The first three levels describe a quantitative shift (more elements known); the move to relational and extended abstract describes a qualitative shift (elements connected and generalised). Biggs has often summarised this as the surface-to-deep learning transition.
Application in ELT
SOLO is widely used to write and grade Learning Outcomes because its verbs map directly onto observable performance.

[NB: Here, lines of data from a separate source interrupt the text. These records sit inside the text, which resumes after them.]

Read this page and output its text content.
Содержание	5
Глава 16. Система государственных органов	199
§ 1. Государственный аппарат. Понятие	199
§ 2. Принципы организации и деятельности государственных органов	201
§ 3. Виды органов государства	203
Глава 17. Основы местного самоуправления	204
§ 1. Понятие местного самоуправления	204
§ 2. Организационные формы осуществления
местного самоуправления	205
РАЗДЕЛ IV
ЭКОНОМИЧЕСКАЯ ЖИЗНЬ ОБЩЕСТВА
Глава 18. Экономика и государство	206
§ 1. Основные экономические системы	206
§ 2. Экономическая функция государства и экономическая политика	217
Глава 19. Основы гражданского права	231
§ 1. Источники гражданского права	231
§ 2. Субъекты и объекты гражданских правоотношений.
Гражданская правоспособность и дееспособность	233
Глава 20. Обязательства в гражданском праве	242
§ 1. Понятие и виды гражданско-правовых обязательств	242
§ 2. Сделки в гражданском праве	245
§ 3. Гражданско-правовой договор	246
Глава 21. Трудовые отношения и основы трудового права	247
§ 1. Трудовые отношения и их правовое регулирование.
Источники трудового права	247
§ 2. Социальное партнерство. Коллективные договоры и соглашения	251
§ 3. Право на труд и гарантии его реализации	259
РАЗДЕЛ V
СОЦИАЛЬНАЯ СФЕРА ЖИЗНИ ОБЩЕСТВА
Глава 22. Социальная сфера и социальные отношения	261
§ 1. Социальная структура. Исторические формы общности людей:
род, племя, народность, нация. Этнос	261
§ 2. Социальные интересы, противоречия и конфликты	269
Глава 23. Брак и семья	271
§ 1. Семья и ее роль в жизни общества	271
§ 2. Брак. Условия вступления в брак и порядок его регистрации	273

- Define, identify, name ↔ unistructural
- List, describe, enumerate ↔ multistructural
- Compare, explain causes, integrate ↔ relational
- Generalise, predict, evaluate, hypothesise ↔ extended abstract
In writing assessment, SOLO clarifies why a Task 2 response that lists arguments without connecting them sits at the multistructural level while a response that integrates them into a coherent thesis reaches relational, regardless of vocabulary range. In speaking, the taxonomy distinguishes responses that string facts from responses that link them under a position. SOLO complements Bloom's Taxonomy and the Anderson and Krathwohl Revised Taxonomy: Bloom classifies the cognitive process a task aims to elicit; SOLO classifies the structure the response actually shows.
Limitations
SOLO works best on extended responses where structure is visible and least well on short factual recall. Reliable application requires moderation: raters need shared exemplars, since "relational" judgements vary across markers. The single-dimension claim has been challenged for domains in which sophistication is not unidimensional, but cross-content empirical work has supported the broad ordering.
References
- Biggs, J. B., & Collis, K. F. (1982). Evaluating the Quality of Learning: The SOLO Taxonomy (Structure of the Observed Learning Outcome). Academic Press.
- Biggs, J. B., & Tang, C. (2011). Teaching for Quality Learning at University (4th ed.). Open University Press / SRHE.
- Hattie, J., & Brown, G. T. L. (2004). Cognitive Processes in asTTle: The SOLO Taxonomy. University of Auckland.